While Mydland replaced Godchaux in 1979, he was far from unknown in the Bay Area music scene. He started his career with the group Batdorf and Rodney was a central member with the band Silver. Mydland also played in Bobby and the Midnites -- a splinter band fronted by the Dead's rhythm guitarist Bob Weir. Mydland also did short stints with Kokomo and in 1986 while the Dead were taking time off during guitarist Jerry Garcia's hospitalization, Mydland and Dead drummer Billy Kreutzmann hooked up with members of Santana and the Youngbloods for a brief tour as Go Ahead which played Boston's Channel club that fall.
His early years with the band were spent in the background as a supporting player but this soon changed. Go To Heaven released in 1979 featured a pair of Mydland songs -- ``Far From Me,'' and ``Easy to Love,'' the latter which the band began playing again on their recent spring tour for the first time in 10 years.
Ardent fans of the band, known as Deadheads, will best remember Mydland as a performer. Many times his stage presence was that of anger that rained fire and brimstone. His gritty voice melded with driving blues organ and boogie piano in soulful songs such as ``Never Trust a Woman,'' ``Don't Need Love,'' and the rarely played ``Maybe You Know.'' He provided the groove and power when the Dead pulled out versions of the Spencer Davis Band rave-up ``Gimme Some Loving,'' the Beatles ``Hey Jude,'' the Meter's ``Pocky Way'' and the wonderfully rocking renditions of ``Devil with a Blue Dress/Good Golly Miss Molly.''
More than anything, Mydland was a member of one of the most unique bands in music today -- he wasn't just another number in a touring road show -- but an intricate part that was more like a family than a band.
It was the recent spring tour where Mydland was probably at his musical best with the band.

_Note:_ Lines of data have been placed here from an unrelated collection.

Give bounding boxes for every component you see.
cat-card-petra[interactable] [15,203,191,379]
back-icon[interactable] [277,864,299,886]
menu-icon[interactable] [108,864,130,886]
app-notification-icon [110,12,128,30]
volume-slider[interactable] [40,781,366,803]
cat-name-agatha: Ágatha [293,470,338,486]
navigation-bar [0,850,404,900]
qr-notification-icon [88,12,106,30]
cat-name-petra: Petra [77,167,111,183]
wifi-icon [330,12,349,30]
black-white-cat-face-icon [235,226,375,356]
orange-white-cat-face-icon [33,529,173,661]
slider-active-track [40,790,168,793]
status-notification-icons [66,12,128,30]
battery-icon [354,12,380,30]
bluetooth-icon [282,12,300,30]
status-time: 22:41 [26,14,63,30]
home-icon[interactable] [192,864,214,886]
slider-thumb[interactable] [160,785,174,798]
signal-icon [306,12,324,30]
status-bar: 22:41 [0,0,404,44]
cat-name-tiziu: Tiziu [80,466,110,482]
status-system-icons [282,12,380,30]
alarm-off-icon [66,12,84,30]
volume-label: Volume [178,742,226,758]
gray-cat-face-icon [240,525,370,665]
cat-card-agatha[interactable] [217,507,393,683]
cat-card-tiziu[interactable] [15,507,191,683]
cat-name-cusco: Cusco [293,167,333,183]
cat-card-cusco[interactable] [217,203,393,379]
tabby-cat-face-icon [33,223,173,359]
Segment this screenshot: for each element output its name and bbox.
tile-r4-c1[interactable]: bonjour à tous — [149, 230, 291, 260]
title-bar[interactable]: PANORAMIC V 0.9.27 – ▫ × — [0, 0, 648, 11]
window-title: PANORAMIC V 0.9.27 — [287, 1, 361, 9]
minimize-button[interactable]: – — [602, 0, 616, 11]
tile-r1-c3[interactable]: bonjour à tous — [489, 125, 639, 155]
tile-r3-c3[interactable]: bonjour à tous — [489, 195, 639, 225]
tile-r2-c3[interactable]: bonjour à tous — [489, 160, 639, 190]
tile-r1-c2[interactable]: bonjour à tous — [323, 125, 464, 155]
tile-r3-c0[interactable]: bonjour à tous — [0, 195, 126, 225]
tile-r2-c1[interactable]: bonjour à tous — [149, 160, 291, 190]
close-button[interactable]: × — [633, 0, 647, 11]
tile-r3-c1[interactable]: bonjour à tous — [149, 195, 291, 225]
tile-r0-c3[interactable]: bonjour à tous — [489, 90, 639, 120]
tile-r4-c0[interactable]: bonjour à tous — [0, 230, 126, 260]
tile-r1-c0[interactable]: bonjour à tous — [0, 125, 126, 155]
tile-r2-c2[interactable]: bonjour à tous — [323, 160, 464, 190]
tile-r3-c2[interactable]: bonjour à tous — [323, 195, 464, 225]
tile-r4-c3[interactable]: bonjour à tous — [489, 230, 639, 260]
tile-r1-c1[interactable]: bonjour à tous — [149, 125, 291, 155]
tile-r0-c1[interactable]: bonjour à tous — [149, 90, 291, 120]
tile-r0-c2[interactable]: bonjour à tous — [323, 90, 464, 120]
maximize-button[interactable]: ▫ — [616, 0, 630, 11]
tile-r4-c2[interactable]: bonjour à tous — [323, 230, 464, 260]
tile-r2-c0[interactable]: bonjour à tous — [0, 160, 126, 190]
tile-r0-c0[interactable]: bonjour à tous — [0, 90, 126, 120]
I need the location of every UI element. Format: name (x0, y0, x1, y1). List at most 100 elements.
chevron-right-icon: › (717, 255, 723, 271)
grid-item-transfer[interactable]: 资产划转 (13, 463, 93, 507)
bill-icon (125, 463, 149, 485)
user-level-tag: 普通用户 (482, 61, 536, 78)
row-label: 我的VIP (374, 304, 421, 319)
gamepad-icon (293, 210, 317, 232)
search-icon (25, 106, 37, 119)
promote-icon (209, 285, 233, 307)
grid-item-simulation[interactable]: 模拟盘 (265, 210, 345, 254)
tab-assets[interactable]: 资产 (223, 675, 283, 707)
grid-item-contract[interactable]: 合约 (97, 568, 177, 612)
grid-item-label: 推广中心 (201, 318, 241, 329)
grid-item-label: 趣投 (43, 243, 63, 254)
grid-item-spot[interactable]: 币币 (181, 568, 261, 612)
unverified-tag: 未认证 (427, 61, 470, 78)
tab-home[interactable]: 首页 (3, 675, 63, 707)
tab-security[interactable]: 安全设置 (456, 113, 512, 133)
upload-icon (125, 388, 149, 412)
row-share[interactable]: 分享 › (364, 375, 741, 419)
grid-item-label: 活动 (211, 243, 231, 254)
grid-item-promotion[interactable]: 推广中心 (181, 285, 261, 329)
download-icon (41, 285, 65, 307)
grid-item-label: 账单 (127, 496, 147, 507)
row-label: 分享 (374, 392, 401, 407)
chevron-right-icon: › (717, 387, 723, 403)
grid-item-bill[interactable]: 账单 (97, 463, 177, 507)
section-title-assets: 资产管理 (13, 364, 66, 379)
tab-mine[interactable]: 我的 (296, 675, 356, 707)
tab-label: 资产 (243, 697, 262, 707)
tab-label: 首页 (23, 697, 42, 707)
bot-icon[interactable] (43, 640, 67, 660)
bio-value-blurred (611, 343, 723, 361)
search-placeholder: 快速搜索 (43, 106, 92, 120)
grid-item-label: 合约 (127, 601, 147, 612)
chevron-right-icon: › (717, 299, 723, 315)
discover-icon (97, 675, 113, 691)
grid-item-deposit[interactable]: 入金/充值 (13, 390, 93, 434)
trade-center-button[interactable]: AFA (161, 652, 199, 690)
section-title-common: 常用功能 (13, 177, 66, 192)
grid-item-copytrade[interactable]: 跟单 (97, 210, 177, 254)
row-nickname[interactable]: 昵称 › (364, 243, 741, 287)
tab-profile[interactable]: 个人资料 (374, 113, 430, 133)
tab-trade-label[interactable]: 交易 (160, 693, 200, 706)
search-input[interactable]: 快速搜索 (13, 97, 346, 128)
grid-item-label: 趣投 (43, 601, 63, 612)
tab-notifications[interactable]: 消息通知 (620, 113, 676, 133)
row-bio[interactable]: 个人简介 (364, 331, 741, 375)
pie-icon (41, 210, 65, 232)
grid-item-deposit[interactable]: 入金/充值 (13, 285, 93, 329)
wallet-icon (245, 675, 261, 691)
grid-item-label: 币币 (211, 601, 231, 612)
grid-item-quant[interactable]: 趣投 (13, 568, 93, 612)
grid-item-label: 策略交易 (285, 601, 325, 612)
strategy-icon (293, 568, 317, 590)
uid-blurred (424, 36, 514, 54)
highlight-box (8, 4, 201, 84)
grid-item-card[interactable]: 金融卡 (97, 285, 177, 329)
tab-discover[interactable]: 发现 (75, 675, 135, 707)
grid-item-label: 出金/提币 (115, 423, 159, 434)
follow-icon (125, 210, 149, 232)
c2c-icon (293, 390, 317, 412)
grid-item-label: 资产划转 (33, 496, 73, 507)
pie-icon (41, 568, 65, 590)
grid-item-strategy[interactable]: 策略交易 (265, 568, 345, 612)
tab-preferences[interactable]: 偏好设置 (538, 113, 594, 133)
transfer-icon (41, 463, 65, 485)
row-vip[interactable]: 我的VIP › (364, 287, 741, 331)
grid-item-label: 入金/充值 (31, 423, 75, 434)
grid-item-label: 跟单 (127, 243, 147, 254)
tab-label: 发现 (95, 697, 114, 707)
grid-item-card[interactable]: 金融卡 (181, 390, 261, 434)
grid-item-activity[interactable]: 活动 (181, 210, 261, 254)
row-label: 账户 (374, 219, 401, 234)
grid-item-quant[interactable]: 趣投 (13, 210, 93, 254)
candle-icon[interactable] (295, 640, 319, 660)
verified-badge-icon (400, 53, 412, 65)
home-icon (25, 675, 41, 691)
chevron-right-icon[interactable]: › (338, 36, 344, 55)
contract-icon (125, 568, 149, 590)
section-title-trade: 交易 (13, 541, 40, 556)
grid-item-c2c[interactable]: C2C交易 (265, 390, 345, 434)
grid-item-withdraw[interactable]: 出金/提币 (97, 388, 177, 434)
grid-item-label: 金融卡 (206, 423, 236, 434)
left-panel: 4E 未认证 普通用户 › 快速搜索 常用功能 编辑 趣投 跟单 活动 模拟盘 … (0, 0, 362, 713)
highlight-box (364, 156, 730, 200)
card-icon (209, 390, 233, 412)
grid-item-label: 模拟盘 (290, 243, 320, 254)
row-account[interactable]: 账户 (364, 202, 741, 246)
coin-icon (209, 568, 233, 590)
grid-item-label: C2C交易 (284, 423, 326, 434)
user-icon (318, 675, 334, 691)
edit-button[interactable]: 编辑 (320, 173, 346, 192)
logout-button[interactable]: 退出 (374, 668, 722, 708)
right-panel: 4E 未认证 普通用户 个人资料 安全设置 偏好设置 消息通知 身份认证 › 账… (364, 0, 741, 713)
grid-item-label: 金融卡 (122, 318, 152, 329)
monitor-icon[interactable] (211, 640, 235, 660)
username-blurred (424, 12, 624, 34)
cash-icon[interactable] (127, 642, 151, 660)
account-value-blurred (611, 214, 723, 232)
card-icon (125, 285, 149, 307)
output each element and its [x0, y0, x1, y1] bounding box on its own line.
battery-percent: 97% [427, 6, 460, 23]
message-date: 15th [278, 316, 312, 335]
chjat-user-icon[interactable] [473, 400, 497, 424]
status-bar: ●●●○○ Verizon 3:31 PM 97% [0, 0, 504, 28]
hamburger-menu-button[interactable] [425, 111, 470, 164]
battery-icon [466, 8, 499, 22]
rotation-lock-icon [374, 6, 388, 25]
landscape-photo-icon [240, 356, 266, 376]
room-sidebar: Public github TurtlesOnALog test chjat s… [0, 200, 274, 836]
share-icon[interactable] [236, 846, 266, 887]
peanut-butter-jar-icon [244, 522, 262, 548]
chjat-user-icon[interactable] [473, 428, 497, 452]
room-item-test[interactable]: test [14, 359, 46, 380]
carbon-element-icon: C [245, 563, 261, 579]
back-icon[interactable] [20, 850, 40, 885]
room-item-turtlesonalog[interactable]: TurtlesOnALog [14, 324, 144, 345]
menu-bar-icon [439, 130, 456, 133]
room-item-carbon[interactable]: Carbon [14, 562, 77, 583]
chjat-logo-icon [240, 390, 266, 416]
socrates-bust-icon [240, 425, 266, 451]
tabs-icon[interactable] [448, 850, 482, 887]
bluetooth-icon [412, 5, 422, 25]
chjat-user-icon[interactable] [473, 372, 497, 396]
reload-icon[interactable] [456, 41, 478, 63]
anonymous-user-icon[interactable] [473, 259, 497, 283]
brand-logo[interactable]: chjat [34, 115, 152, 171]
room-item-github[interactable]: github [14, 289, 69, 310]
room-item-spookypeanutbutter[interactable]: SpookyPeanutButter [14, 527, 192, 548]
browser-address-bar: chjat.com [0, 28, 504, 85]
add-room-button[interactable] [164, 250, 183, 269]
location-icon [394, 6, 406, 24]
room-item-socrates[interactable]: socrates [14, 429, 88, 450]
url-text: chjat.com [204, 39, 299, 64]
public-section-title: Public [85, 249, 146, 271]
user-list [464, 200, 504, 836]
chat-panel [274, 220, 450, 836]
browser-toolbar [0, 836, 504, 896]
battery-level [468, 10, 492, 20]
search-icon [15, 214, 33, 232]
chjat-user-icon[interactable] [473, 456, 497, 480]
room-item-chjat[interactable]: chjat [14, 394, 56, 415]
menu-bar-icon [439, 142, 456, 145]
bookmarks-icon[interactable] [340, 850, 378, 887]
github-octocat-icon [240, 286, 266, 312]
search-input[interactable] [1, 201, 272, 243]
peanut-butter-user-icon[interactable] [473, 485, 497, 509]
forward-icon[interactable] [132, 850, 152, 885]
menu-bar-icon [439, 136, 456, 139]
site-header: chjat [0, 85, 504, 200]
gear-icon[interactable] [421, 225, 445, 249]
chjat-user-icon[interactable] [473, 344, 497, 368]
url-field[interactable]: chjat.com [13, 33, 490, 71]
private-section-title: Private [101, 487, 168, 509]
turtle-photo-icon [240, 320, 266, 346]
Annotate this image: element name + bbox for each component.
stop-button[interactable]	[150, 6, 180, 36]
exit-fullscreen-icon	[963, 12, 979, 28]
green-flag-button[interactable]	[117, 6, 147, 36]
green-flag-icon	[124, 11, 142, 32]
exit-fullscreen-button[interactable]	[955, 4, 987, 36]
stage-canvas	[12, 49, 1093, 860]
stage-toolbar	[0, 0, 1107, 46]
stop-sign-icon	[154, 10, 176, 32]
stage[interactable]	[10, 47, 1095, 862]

He had four songs on the band's 1989 release Built To Last that were co- written with lyricist John Barlow including ``Blow Away,'' ``I Will Take You Home,'' ``Just a Little Light'' and the environmentally-conscious ``We Can Run (But We Can't Hide)'' which was used in a recent Audubon Society video.
Mydland's newer material is not only some of his most creative but also comes off well on stage. While ``Blow Away'' had the full-tilt, top to bottom drive, the lilting ``I Will Take You Home,'' a lullaby to his two daughters, often cradled the crowds in it's beauty.
Mydland was born in Munich, Germany, where his father was serving as a chaplain with the U.S. Army. The family moved to California when Mydland was 1 year old. His is survived by his wife, Lisa, two daughters and his father, Dedrik Mydland.